Competitive Enterprise Institute advocates market solutions.

Jerry Brito of the Mercatus Center reminds the Commission of the framework around new rules.

AT&T comments in support of rationality:

Some net neutrality proponents urge the Commission to preserve what they view as “the fundamental idea on the Internet since its inception . . . that every Web site, every feature, and every service should be treated exactly the same.” But this “dumb pipes” vision of the Internet is irresponsible nonsense. Some real-time Internet applications—such as video, voice, and telemedicine—have a much greater need for high service quality than other applications, such as ordinary e-mail. The Internet’s constituent networks can satisfy consumer needs only by treating such applications differently.

Verizon lays out the dollars and options:

Investing nearly $23 billion, Verizon has led the charge in fiber deployment and now makes its fiber-to-the-premises network (FiOS) available to 6.8 million homes and businesses, with plans to pass 18 million homes and businesses with FiOS by the end of 2010. Verizon’s investments are prompting competitors – such as the cable companies and other broadband providers – to respond, which has benefited consumers with lower prices and increased speed and quality. Competitive alternatives include 3G mobile wireless, fixed wireless/WiMAX, WiFi, broadband over powerline, and satellite. Verizon Wireless’s 3G technology, for example, now reaches 242 major United States cities with a total population of more than 200 million people.

George Ou gets down with the technical issues, and illustrates the key point.

Hands off the Internet joins the fray.

Progress and Freedom manages the demand glut.

Save the Internet isn’t wearing any clothes.

Demand for Video Reshaping Internet

Peter Svensson, the AP reporter last seen carrying water for the EFF, has a new piece out on the bandwidth shortage:

Internet service providers and consumer advocates agree that some form of network management, also called “traffic shaping,” can be good for everybody. Not all Internet traffic has the same level of urgency. It makes sense for the service providers to give priority to a voice call, which needs a steady stream of quickly delivered data, over a movie download.

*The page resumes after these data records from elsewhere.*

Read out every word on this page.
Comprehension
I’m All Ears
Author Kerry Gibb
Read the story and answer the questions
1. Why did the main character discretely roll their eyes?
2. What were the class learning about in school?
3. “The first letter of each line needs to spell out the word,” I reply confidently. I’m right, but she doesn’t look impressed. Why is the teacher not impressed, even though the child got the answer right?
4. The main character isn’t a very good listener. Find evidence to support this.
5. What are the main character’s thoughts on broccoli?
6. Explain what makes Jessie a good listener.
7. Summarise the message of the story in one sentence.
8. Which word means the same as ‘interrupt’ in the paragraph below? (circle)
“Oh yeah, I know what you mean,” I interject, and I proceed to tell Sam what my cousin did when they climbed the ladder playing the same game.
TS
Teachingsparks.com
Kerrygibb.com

This is unusual territory for telecommunications providers — in the old telephone network, some phone calls aren’t generally prioritized over others. Prioritization makes the Internet more like the postal system, where you pay for delivery speed and quality of service.

Indeed, one the major problems with Internet regulation is the tendency of the consumer lobby to insist it act like the old telephone network. If the only tool you have is a telecom regulation, every computer looks like a phone. But on the Internet and its access networks, every user competes with every other use for Quality of Service, and that’s why we need traffic shaping and other forms of QoS.